Without forgetting the pollution factor, which “without a doubt,” says this specialist, influences the population's cough. “Depending on the type of toxicant in the air, there are many more people affected. Like those days of so many cruises in Barcelona or when, due to thermal inversion, the layer of pollution grows.” Although some deny it, all these pollutants are attacks that the body detects and, to avoid them, reacts... by coughing.

This is the case of Montse, a woman from Barcelona who started coughing last Halloween (“due to a poorly cured cold”) and ended up in the emergency room after Christmas, with a diagnosis of pneumonia. “He coughed and coughed, especially at night. It was a hateful cough, but it was based on syrup, paracetamol and ibuprofen. I felt terrible, but I let it go, because it seemed to me that it was no big deal and I was embarrassed to abuse the system for something like... a cough. Plus, I'm a smoker." Queta is another Barcelonan who has been coughing for weeks. A “dry, irritating” cough, she describes, that has presented itself without any other symptoms and that has led to a month of “generalized bad life” and sleepless nights. Like Montse, she is embarrassed to go to a doctor: “Also, I already went once and the answer was: 'It's just a cough,' implying that she had to put up with me. It is not a priority and, in part, I understand that.”

This modesty is common in consultations, as well as a certain disregard on the part of doctors in the face of what, in effect, is a vulgar symptom. “In part, this happens because there is a lot of consultation about the same thing. There is a saturation, but this would be, we would say, bad practice,” says Dr. Rosell. Because, no matter how common and repetitive it may be, with cough you would have to start “from scratch” with each patient: “Even if you have seen eight of the same ones that day.”

And for the patient: What would be the red lines to go to the doctor without delay? “First, time: a cough that lasts more than three weeks must be consulted,” says Rosell. “The second factor would be the intensity: if the cough prevents you from speaking or sleeping, you should also consult, because it affects your quality of life. And, of course, if it is accompanied by any important sign, such as choking, expectoration of blood, persistent chest pain and purulent, dense, yellow or greenish mucus.”

“The truth is that there are few medications that really stop coughing: basically, codeine, which is a classic treatment from a hundred years ago,” says Rosell. A treatment, he adds, that they don't give you without a prescription: “It is a derivative of morphine and, in addition to stopping the cough center, it slows down the breathing center. So codeine works very well and is our action drug, but it is not magic either.” In any case, this expert points out that things are changing: “Today we talk about chronic cough, which is defined when you have already finished the entire possible list of diagnoses. Those who suffer from it have a kind of hypersensitivity and everything makes them cough, so the industry is working to address the nervous, sensory receptors that cause this reflex. We will see how it evolves.”

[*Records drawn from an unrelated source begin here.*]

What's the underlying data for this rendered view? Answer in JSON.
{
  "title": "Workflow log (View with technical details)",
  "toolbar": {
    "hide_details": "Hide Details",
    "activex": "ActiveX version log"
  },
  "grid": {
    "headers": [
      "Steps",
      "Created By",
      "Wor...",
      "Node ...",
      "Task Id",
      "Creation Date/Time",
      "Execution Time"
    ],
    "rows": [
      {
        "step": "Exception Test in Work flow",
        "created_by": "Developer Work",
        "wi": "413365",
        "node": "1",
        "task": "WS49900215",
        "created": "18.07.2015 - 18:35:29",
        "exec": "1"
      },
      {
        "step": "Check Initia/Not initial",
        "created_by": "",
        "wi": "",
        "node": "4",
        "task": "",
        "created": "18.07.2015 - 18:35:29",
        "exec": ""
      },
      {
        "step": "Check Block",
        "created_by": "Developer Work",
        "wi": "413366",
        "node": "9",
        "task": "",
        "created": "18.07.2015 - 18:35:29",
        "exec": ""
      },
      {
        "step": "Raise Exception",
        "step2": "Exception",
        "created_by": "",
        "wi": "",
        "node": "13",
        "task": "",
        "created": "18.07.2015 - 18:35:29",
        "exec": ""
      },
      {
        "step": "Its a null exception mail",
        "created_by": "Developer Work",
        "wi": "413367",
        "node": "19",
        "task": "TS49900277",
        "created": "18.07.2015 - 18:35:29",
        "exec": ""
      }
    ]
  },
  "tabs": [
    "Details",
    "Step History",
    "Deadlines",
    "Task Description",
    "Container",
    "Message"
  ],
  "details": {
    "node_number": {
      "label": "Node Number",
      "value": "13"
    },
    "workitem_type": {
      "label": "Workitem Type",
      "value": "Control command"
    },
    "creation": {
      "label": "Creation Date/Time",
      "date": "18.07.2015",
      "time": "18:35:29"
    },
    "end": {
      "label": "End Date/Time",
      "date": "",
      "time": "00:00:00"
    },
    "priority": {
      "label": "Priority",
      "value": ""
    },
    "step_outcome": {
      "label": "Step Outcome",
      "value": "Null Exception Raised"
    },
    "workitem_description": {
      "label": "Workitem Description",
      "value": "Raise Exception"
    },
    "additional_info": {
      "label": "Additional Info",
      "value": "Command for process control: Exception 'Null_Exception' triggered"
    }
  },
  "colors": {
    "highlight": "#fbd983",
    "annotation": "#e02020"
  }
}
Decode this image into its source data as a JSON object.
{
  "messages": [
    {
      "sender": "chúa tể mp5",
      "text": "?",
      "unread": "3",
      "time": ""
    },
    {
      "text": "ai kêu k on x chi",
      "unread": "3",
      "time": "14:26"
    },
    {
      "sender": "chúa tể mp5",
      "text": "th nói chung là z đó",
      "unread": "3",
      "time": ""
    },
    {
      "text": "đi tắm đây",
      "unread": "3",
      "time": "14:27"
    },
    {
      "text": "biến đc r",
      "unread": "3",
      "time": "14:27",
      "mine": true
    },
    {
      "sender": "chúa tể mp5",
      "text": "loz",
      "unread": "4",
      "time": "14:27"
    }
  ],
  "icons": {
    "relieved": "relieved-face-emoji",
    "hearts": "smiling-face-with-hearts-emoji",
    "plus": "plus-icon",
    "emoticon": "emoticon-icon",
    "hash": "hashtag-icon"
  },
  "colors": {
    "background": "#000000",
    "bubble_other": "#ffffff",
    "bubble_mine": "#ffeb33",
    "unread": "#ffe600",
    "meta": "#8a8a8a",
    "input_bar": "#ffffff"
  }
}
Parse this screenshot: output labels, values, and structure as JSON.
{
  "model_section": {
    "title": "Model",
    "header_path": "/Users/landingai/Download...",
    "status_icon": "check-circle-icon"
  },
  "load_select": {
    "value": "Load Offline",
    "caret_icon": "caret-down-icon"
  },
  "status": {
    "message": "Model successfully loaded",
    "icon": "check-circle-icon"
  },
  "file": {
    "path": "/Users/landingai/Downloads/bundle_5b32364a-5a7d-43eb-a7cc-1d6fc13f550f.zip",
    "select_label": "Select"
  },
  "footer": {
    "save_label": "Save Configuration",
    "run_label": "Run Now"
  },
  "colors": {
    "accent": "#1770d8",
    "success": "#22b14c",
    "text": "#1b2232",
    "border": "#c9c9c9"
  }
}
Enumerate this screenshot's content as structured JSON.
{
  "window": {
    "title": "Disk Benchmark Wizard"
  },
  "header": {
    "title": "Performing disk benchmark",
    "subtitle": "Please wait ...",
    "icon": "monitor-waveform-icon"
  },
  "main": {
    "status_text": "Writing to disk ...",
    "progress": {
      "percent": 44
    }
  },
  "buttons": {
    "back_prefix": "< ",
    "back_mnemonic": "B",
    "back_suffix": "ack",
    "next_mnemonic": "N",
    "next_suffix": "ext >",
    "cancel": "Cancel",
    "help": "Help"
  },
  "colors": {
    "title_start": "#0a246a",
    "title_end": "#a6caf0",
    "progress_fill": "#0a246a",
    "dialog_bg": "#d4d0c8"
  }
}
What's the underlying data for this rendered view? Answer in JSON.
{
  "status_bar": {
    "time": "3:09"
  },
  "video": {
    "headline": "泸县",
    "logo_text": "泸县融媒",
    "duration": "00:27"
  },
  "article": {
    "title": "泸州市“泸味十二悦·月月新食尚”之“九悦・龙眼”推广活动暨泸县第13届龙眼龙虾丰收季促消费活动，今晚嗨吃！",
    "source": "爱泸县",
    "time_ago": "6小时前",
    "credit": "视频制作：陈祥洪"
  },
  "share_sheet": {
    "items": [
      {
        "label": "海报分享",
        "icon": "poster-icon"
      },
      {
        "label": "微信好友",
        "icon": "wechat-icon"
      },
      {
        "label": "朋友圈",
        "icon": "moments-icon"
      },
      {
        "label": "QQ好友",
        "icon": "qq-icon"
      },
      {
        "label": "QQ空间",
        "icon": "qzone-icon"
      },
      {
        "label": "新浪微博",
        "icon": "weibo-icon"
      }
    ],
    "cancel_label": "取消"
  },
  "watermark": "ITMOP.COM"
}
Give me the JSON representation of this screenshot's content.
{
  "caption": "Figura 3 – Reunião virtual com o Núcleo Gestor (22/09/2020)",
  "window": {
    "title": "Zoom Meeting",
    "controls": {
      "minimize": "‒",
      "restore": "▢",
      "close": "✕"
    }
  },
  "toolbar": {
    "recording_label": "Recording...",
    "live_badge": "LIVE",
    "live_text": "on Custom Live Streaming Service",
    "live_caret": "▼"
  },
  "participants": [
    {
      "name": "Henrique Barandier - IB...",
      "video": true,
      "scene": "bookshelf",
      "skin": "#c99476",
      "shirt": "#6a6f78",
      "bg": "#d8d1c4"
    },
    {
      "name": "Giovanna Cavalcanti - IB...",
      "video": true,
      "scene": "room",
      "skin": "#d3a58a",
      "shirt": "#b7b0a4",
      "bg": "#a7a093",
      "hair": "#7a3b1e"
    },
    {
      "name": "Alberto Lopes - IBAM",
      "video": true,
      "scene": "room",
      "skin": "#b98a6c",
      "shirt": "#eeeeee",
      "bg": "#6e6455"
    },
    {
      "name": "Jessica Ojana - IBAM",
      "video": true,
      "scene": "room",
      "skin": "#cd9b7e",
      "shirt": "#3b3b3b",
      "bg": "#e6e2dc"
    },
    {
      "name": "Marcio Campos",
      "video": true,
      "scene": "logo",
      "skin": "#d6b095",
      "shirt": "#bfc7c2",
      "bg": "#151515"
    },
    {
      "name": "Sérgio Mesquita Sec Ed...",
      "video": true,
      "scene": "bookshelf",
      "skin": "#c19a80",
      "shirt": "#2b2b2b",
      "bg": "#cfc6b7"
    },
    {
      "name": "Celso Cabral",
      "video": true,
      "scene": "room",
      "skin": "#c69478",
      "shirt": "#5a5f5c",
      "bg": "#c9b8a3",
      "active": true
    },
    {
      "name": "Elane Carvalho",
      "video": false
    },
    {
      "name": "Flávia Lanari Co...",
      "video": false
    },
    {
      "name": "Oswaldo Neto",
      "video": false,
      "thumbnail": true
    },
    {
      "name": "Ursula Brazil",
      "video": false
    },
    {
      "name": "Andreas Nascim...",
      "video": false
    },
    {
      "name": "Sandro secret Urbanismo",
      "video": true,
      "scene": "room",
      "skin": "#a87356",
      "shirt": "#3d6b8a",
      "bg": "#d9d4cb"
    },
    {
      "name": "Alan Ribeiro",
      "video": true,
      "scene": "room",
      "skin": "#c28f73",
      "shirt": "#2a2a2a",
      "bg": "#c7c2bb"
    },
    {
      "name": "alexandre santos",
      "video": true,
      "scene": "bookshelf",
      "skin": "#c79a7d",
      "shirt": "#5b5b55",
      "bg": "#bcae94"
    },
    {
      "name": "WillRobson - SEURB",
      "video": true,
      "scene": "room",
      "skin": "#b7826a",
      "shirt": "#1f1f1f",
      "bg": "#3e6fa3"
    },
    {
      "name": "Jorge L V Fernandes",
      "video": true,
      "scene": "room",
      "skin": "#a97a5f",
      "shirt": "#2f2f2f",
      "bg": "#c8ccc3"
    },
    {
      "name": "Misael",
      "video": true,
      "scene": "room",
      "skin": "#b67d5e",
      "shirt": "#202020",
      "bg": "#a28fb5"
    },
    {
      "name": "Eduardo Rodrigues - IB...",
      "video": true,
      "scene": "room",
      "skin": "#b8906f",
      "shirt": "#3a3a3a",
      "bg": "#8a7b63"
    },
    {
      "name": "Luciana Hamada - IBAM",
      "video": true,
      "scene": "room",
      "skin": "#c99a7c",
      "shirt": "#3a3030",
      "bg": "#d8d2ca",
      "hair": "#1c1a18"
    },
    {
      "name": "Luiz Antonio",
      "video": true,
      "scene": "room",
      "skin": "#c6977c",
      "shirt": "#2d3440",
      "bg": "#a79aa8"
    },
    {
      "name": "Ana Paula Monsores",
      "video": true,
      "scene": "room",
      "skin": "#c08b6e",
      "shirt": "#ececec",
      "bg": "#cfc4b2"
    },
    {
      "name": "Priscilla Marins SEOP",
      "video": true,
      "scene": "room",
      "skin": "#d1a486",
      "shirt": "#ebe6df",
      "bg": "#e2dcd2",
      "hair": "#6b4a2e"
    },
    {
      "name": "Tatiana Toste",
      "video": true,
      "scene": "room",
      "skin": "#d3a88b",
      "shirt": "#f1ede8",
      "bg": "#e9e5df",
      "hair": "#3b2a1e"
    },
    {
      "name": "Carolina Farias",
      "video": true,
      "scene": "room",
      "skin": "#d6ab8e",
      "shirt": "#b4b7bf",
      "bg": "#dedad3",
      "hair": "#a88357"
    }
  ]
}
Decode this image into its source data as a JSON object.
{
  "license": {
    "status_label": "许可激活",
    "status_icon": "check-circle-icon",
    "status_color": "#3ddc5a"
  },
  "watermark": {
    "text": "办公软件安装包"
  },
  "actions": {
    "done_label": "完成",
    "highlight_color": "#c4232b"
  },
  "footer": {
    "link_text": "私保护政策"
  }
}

Without forgetting corticosteroids, whose function is to reduce inflammation. Inflammation of the airways is one of the clear effects of coughing and also one of the reasons why it can last so long. Rosell provides an analogy of this phenomenon with what happens to the skin when it burns in the sun: “You are left wounded, inflamed, and it bothers or hurts for days… Well, when you have a viral infection, something similar happens: the endings Sensory sensations are altered and everything is exposed and inflamed.” And when the respiratory system is so sensitive, normal things (like laughing, breathing quickly, cold air, and even talking) cause coughing: “It's as if the response threshold of the cough reflex has been lowered, and that's why “Every now and then, you cough.”

Reduction of inflammation is a slow process, for which inhaled cortisone is increasingly prescribed; the 21st century answer to traditional pills. Rosell also mentions bronchodilators, medications that make the bronchus return to its original size.